Does the right to life under article 2 ECHR include the right to terminate one's life? Does the right to private life under article 8 ECHR include the right to sleep at night free from airplane noise? Does the right to property under article 1 Protocol 1 ECHR entitle the former King of Greece to claim compensation for the expropriation of royal property, following a referendum? Do homosexual couples have a right to adopt under article 8 ECHR? This book looks at both how the European Convention on Human Rights has, and ought to, be interpreted. Unlike a purely doctrinal approach, it aims at proposing an evaluative theory of interpretation for the European Convention on Human Rights. And, unlike a purely normative account, it seeks to locate interpretive values within the history of the ECHR by surveying and analysing all the relevant judgements of the European Court of Human Rights. Consequently, the book discusses cases as much as it discusses philosophical theories, striking an appropriate balance between the two.

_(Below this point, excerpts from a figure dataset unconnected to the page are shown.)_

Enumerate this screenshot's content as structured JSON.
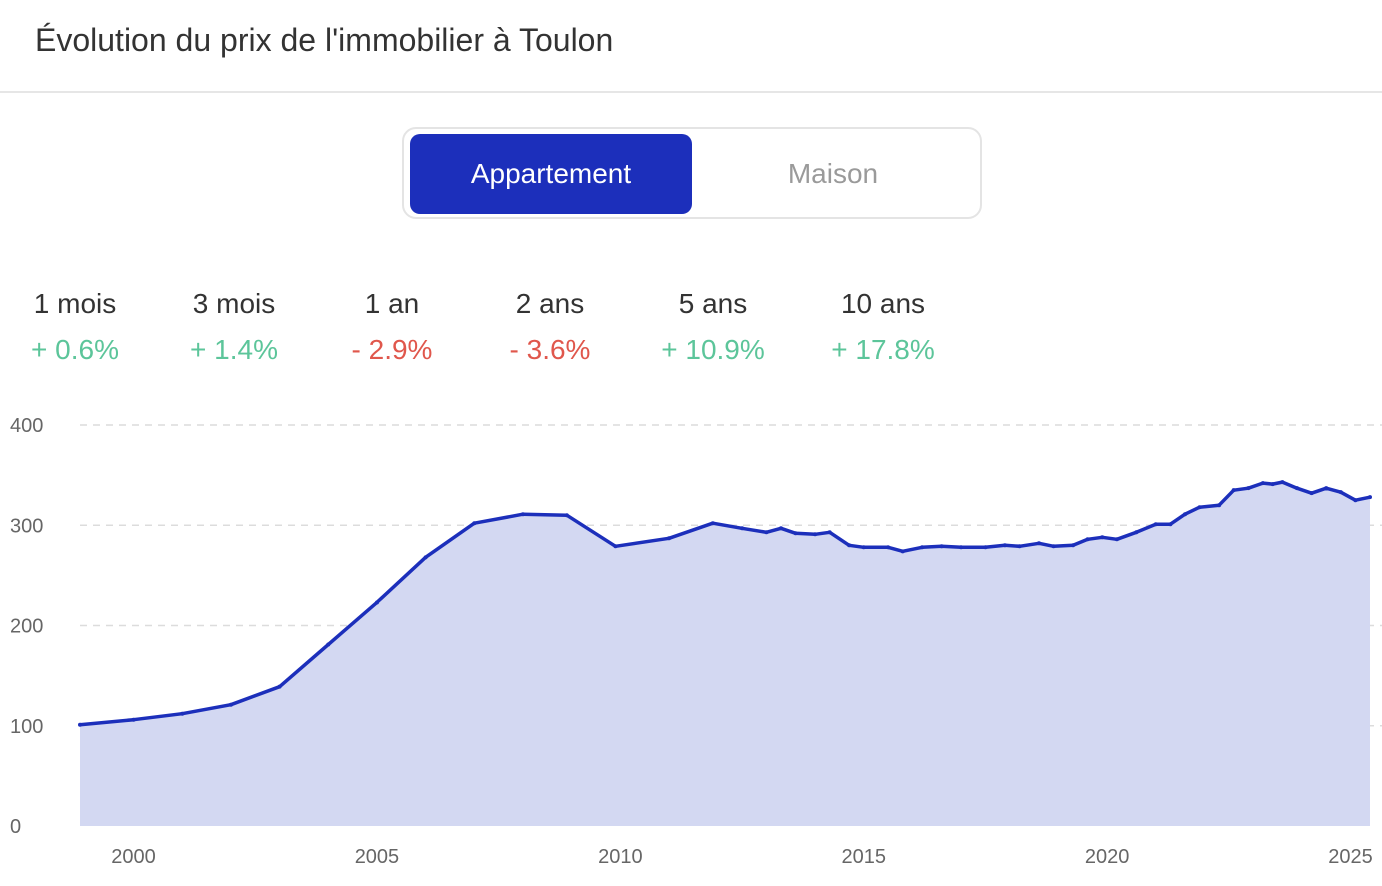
{
  "header": {
    "title": "Évolution du prix de l'immobilier à Toulon"
  },
  "toggle": {
    "options": [
      "Appartement",
      "Maison"
    ],
    "selected": "Appartement"
  },
  "colors": {
    "accent": "#1c2fbb",
    "positive": "#5cc59a",
    "negative": "#e0574c",
    "area_fill": "#d3d8f2",
    "line": "#1c2fbb"
  },
  "stats": [
    {
      "label": "1 mois",
      "value": "+ 0.6%",
      "trend": "positive"
    },
    {
      "label": "3 mois",
      "value": "+ 1.4%",
      "trend": "positive"
    },
    {
      "label": "1 an",
      "value": "- 2.9%",
      "trend": "negative"
    },
    {
      "label": "2 ans",
      "value": "- 3.6%",
      "trend": "negative"
    },
    {
      "label": "5 ans",
      "value": "+ 10.9%",
      "trend": "positive"
    },
    {
      "label": "10 ans",
      "value": "+ 17.8%",
      "trend": "positive"
    }
  ],
  "chart_data": {
    "type": "area",
    "title": "",
    "xlabel": "",
    "ylabel": "",
    "xlim": [
      1998.9,
      2025.4
    ],
    "ylim": [
      0,
      400
    ],
    "yticks": [
      0,
      100,
      200,
      300,
      400
    ],
    "xticks": [
      2000,
      2005,
      2010,
      2015,
      2020,
      2025
    ],
    "grid": true,
    "legend": "none",
    "series": [
      {
        "x": [
          1998.9,
          2000,
          2001,
          2002,
          2003,
          2004,
          2005,
          2006,
          2007,
          2008,
          2008.9,
          2009.9,
          2011,
          2011.9,
          2012.5,
          2013,
          2013.3,
          2013.6,
          2014,
          2014.3,
          2014.7,
          2015,
          2015.5,
          2015.8,
          2016.2,
          2016.6,
          2017,
          2017.5,
          2017.9,
          2018.2,
          2018.6,
          2018.9,
          2019.3,
          2019.6,
          2019.9,
          2020.2,
          2020.6,
          2021,
          2021.3,
          2021.6,
          2021.9,
          2022.3,
          2022.6,
          2022.9,
          2023.2,
          2023.4,
          2023.6,
          2023.9,
          2024.2,
          2024.5,
          2024.8,
          2025.1,
          2025.4
        ],
        "values": [
          101,
          106,
          112,
          121,
          139,
          181,
          223,
          268,
          302,
          311,
          310,
          279,
          287,
          302,
          297,
          293,
          297,
          292,
          291,
          293,
          280,
          278,
          278,
          274,
          278,
          279,
          278,
          278,
          280,
          279,
          282,
          279,
          280,
          286,
          288,
          286,
          293,
          301,
          301,
          311,
          318,
          320,
          335,
          337,
          342,
          341,
          343,
          337,
          332,
          337,
          333,
          325,
          328
        ]
      }
    ]
  }
}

Examining how law should be interpreted and what legal rights individuals have, this book raises important questions of political morality that are both capable - and in need of - principled justification. George Letsas argues that evolutive interpretation does not refer to how most European member States now understand their obligations under the Convention but to how they should understand them given the egalitarian values that they share. He defends the idea of an emerging consensus combined with a theory of autonomous concepts as a way to provide the appropriate authority for the Court to adopt an egalitarian theory of human rights.
A Theory of Interpretation of the European Convention on Human Rights provides a philosophically informed study of the methods of interpretation used by the European Court of Human Rights in Strasbourg. By drawing on Anglo-Americal legal, political and moral philosophy, the book also aims to provide a normative theory of the foundations of the ECHR rights.